Today’s guest blogger is Eric Keys. You can find him here. Enjoy!
What are my sources of inspiration? How do I dream up this crazy shit?
For starters, I’m going to side-step the issue of why I choose to write the crazy stuff I do. I mostly write horror but I sometimes write erotica. Even my erotica tends to be tinged with darkness. I’m not a particularly spooky person. If you saw me on the street you wouldn’t think horror writer.
But I see things, sometimes. Not literally, mind you. I don’t see Satanic Messiah’s returned from the grave, or talking road kill, or demons disguised as shy, bookish girls or strange rituals involving the dedication of ones son to some nameless force of evil.
What I do see is the “not rightness” of the world. I see that the world sometimes is a hostile, brutal place and not the place our movies and churches told us it would be. It gets my mind to working. And suddenly, a thought will pop into my head. “That’s too horrible to even think about.” When I think that thought, I know that I am on to something and then I listen. It’s not exactly a voice, but a stream of images. They pour through my head and I try to catch them. Some of them I like, some of them I don’t, but the orgy of ideas has started. They interact and shove each other. Sometimes they strangle each other, but in the end, the strong survive and rise to the surface. Bloody and tired but proud that they have remained standing.
So, my sources of inspiration are the horrible. Even my theological-erotic writings ultimately come from those haunting questions that keep me awake at night thinking: “This is too horrible, too horrifying, too much”

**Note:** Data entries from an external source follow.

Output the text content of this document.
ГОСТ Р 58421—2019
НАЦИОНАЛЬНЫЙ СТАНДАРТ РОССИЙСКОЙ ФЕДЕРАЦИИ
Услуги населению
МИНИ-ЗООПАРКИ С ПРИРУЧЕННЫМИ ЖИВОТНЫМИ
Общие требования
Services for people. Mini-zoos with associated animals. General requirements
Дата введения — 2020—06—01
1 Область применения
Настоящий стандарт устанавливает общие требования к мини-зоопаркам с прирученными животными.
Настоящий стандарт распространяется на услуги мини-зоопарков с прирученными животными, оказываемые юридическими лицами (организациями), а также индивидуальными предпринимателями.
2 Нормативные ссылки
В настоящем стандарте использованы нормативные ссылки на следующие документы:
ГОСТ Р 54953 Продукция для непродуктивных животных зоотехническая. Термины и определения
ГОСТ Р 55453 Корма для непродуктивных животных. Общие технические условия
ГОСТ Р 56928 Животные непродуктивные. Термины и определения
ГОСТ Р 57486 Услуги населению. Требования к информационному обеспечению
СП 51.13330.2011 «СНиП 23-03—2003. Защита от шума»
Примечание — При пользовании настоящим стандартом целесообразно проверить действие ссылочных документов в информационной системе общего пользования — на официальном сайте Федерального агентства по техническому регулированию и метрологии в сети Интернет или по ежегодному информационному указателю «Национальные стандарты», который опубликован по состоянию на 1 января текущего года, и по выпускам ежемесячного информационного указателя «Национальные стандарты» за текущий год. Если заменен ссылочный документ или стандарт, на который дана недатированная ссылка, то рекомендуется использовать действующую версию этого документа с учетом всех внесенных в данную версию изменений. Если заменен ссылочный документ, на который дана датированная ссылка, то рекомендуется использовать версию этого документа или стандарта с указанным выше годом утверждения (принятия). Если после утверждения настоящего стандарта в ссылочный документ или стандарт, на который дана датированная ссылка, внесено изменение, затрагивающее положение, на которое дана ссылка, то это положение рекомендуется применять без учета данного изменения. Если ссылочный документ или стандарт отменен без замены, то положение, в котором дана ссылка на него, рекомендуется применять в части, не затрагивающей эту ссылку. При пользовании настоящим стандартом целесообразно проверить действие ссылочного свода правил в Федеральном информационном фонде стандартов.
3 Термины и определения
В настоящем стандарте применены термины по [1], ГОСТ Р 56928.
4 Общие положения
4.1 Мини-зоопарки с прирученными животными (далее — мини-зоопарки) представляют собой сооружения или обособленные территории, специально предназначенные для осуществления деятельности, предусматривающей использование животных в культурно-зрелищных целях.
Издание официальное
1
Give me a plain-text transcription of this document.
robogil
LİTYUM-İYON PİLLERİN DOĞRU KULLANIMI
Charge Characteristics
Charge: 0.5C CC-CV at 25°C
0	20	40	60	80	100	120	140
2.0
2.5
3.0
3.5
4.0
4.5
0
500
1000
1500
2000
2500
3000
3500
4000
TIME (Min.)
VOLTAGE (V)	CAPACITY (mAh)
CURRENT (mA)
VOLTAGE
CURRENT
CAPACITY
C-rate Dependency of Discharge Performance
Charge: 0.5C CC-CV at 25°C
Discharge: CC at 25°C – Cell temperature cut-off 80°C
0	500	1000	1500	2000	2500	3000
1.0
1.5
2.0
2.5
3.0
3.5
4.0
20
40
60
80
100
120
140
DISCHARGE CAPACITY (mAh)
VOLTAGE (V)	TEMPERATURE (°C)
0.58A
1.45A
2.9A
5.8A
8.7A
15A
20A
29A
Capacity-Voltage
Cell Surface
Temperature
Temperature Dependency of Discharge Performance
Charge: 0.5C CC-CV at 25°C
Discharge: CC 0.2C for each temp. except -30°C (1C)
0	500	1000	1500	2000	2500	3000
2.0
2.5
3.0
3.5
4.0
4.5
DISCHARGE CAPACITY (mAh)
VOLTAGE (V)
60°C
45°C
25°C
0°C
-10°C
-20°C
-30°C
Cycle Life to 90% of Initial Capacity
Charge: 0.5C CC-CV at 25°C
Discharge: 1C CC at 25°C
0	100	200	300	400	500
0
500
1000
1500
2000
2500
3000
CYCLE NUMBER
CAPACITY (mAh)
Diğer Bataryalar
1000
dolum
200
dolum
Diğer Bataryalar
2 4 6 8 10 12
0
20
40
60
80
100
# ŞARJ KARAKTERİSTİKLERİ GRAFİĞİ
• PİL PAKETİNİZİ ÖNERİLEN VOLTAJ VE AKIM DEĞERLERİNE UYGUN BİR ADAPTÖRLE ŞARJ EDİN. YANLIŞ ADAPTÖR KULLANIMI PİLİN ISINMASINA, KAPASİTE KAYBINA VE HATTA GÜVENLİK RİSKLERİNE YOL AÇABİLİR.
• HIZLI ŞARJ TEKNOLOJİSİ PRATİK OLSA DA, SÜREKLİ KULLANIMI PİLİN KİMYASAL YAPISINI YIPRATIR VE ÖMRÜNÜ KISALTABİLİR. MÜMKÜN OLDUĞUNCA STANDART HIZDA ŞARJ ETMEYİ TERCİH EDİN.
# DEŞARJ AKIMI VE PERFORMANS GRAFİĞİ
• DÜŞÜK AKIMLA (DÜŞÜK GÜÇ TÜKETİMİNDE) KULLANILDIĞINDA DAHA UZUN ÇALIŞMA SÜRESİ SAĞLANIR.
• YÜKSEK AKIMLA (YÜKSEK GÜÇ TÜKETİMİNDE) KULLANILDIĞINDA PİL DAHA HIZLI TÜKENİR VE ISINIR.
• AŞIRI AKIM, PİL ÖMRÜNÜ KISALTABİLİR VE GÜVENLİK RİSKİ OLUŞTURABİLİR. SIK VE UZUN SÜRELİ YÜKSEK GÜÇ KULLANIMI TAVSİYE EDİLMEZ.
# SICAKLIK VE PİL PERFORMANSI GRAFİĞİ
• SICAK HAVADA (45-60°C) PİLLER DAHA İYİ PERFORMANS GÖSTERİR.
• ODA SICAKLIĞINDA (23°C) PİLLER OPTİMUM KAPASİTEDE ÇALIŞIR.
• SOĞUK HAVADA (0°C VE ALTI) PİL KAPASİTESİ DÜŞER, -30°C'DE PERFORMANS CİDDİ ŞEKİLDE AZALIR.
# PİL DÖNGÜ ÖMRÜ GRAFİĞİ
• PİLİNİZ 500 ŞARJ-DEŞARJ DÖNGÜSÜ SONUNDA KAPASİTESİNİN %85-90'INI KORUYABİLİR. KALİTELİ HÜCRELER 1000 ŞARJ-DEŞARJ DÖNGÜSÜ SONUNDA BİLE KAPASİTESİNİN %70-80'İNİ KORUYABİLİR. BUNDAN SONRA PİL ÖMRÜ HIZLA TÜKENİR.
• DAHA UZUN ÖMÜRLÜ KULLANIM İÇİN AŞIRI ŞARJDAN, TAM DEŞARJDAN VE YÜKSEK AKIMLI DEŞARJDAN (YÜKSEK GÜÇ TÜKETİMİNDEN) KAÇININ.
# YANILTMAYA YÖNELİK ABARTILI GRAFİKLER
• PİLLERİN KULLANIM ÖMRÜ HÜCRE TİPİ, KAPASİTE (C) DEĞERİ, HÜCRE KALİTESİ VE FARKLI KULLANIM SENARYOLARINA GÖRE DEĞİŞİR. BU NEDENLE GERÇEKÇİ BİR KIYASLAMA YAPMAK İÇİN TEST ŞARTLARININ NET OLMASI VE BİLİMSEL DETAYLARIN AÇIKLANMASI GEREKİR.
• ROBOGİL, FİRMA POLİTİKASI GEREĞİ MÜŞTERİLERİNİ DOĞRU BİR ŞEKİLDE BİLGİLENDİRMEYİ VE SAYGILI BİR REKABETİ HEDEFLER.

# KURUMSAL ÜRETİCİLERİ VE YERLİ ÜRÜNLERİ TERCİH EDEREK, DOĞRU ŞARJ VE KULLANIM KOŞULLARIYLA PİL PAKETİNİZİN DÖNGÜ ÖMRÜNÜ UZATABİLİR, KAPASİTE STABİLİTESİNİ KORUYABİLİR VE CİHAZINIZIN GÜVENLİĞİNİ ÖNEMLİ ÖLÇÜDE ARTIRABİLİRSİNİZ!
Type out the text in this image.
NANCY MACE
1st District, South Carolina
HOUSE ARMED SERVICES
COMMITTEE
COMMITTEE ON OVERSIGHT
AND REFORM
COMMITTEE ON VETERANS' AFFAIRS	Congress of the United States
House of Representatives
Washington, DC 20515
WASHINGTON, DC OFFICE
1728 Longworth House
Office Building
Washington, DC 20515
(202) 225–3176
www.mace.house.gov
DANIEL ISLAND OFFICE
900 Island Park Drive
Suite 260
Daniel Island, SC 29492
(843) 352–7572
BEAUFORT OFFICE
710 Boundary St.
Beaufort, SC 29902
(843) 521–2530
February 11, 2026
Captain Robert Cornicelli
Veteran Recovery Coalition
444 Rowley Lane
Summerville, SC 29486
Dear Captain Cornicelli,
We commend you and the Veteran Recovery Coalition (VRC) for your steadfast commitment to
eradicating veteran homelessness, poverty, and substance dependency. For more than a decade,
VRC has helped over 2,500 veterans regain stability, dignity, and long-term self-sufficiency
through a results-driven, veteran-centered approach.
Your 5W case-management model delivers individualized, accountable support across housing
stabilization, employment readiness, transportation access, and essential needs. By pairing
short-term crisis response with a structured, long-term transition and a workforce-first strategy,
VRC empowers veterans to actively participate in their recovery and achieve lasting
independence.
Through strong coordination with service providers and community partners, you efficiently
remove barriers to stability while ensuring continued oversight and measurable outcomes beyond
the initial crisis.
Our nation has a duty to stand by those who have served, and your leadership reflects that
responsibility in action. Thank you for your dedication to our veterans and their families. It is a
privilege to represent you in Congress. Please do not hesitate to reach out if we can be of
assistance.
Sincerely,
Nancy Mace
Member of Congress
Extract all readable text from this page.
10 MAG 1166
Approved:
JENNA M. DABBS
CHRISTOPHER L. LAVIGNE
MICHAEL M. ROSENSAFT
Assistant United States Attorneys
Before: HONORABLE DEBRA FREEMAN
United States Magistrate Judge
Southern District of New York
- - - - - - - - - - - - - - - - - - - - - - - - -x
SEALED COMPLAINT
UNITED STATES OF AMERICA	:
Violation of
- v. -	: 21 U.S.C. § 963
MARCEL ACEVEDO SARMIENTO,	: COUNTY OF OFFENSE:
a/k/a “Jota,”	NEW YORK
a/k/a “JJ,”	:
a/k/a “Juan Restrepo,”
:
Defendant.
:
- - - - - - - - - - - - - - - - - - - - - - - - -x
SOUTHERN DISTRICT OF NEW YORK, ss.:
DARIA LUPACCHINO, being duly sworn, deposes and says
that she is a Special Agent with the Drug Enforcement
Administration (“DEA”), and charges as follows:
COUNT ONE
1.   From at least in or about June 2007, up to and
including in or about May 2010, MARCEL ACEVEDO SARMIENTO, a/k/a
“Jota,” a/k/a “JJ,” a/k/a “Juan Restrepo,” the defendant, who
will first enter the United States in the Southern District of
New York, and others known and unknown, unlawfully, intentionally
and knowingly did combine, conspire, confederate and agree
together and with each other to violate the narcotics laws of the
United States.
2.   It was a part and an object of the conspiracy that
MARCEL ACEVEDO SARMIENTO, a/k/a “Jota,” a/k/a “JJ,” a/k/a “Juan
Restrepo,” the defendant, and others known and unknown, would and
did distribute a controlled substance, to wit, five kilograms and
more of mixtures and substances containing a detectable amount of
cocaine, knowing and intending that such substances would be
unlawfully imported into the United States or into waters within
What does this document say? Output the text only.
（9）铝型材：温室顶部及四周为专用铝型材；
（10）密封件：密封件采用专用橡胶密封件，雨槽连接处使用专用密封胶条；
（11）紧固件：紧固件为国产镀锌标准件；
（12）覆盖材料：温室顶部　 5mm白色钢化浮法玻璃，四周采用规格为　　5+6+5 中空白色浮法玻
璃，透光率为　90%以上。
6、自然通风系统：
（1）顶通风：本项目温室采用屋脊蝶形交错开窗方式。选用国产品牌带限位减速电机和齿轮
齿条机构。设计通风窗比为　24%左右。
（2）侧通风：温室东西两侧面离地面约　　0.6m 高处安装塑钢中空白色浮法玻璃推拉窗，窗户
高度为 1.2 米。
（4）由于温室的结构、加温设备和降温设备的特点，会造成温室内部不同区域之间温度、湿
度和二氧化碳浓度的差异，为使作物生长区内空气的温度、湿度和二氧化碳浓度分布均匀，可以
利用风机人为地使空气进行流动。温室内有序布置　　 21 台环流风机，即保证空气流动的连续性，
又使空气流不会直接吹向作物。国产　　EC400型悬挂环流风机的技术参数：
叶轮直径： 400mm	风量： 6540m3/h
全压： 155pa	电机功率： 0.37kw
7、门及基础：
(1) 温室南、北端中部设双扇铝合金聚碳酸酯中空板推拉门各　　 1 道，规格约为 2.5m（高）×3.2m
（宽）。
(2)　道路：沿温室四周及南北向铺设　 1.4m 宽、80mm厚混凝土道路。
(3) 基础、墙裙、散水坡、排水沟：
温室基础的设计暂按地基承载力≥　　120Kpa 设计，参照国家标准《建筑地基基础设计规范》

Specifically, I tend to gravitate toward certain questions or themes. For example, religious/theological questions and the hypocrisy of many “believers.” My (not available online) story “God in a Box” dealt with this. My story “A Single Act of Prolong Vengeance” (included in this anthology) dealt with not only the hypocrisy of religious officials but the way people use religious institutions for perverted ends. I saw people comfortable in their own beliefs. They didn’t see the disconnect between belief and reality. The attempted to justify the unjustifiable. I couldn’t stomach it. So, I wrote.
Another theme I come back to over and over is that of the revelation of hidden, horrific truths. “About a House” –story I recently submitted to an online magazine–deals with the theme of a double life and how our tendency to interpret events often covers up the real, hideous meanings. A minor event–a conversation about a house we passed while driving–was the source. The passenger talked about how she interpreted the house and how she interpreted her past. It occurred to me that there might be more than she or I could see and the idea of hidden knowledge leads to the idea of revelation and then it all just took on a life of its own.
These ideas, themes, questions–they haunt me. They keep me awake at night. They turn my guts over and over until I need to vent them somehow. I do that by putting words to them. The words help me explore these issues. I don’t always come to conclusions, but I need to speak/write.
There is a delight, a rush of sorts, that comes from moving in this realm. I don’t know how to explain it. Suddenly you are aware of things you weren’t aware of before. And maybe yes, maybe then you do start to see Satanic Messiah’s returned from the grave. Maybe that dead raccoon by the side of the road was trying to say something to you. Maybe the shy, bookish-intern really wants to eat your soul (but what a delight it would be to satisfy her hunger!) and perhaps your daddy dedicated you to some nameless force of evil.
You find yourself awake at night, wondering what that sound was. Who would be driving down the road at this time of night? Is there something in their trunk? Or someone? Was that music real? Did I just smell Death? What just brushed up against my leg? Who’s there? Don’t come any closer! Stay back! I have a gun! Oh, god! It can’t be! It’s too horrible to even think about!
And then the word/idea/image orgy starts all over again. And maybe you write something and show it to someone and maybe they nod, knowingly. And maybe they tell you a secret that has kept them up all night. And maybe that dream you had reminded your new friend of some sound they heard once. And maybe you two sing a hymn to some ancient and implacable god, some blasphemy the two of you dreamed up which turns out to have always existed. Those songs are what inspire me most.
wonderful expression of the creative spark Eric.
Thanks, Jayne!
Intriguing, Eric, and well said. For me, the idea that you speak of the stream of images as a “rush” or a “realm” (a heightened sense of awareness about the deepest, most hidden thoughts) as if it’s a place, is delightful. The way you embrace the terrible, the horrific is also admirable (I can read it, but turn coward when it’s time to write it). You provoke and inspire me to look inward, to embrace my own creativity.